Genethon and Hansa Biopharma Launch Trial for Gene Therapy and Antibody Cleaving Enzyme Therapy Combination Treatment in Crigler-Najjar Syndrome

Genethon and Hansa Biopharma have initiated a phase 2 clinical trial (GNT-018-IDES; NCT06518005) evaluating Hansa’s immunoglobulin G (IgG) antibody cleaving enzyme therapy imlifidase (marketed in Europe under the name Idefirix) as a pretreatment for Genethon’s GNT-0003, an investigational adeno-associated virus serotype 8 (AAV8) vector-based gene therapy intended to treat severe Crigler–Najjar syndrome.¹

The single-arm GNT-018-IDES study, which will seek to enroll 3 adult patients with preformed antiAAV8 antibodies and Crigler-Najjar syndrome who need at least 6 hours per day of phototherapy, will include a 3 month observational period after screening. After the observational period, patients will be treated with imlifidase and subsequently receive GNT-0003. The companies anticipate reporting initial results from the study at some point next year.

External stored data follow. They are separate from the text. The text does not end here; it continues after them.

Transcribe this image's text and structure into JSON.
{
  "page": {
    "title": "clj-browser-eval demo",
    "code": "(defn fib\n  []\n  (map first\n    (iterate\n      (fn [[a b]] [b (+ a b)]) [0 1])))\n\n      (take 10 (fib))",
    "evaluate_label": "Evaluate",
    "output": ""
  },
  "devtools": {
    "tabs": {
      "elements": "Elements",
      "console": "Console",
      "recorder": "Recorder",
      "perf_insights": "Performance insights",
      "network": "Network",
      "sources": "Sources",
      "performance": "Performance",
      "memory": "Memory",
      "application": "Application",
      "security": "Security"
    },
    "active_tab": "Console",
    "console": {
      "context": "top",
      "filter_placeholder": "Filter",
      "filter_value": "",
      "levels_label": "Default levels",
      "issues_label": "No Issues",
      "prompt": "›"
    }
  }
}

Imlifidase is intended to allow for the treatment with AAV8 vector-based gene therapy of patients who would not normally be eligible for such therapies because of preexisting antibodies. It functions by cleaving IgG-antibodies in order to inhibit their activity. Imlifidase is currently available in Europe under a conditional marketing approval for desensitization treatment of highly sensitized patients who received adult kidney transplants and who have a positive crossmatch against an available deceased donor.

“We know that antiAAV antibodies prevent up to 1 in 3 people from benefitting from gene therapies using AAV-vectors,” Søren Tulstrup, MSc, the president and CEO of Hansa Biopharma, said in a statement.¹ “That’s why our collaboration with Genethon and the initiation of the phase 2 clinical trial in Crigler-Najjar syndrome is so important. This collaboration with Genethon is the second of our 3 partnerships with leading gene therapy companies to have reached the clinical stage, marking an important milestone in our efforts to enable a much larger group of patients to benefit from potentially lifesaving gene therapies.”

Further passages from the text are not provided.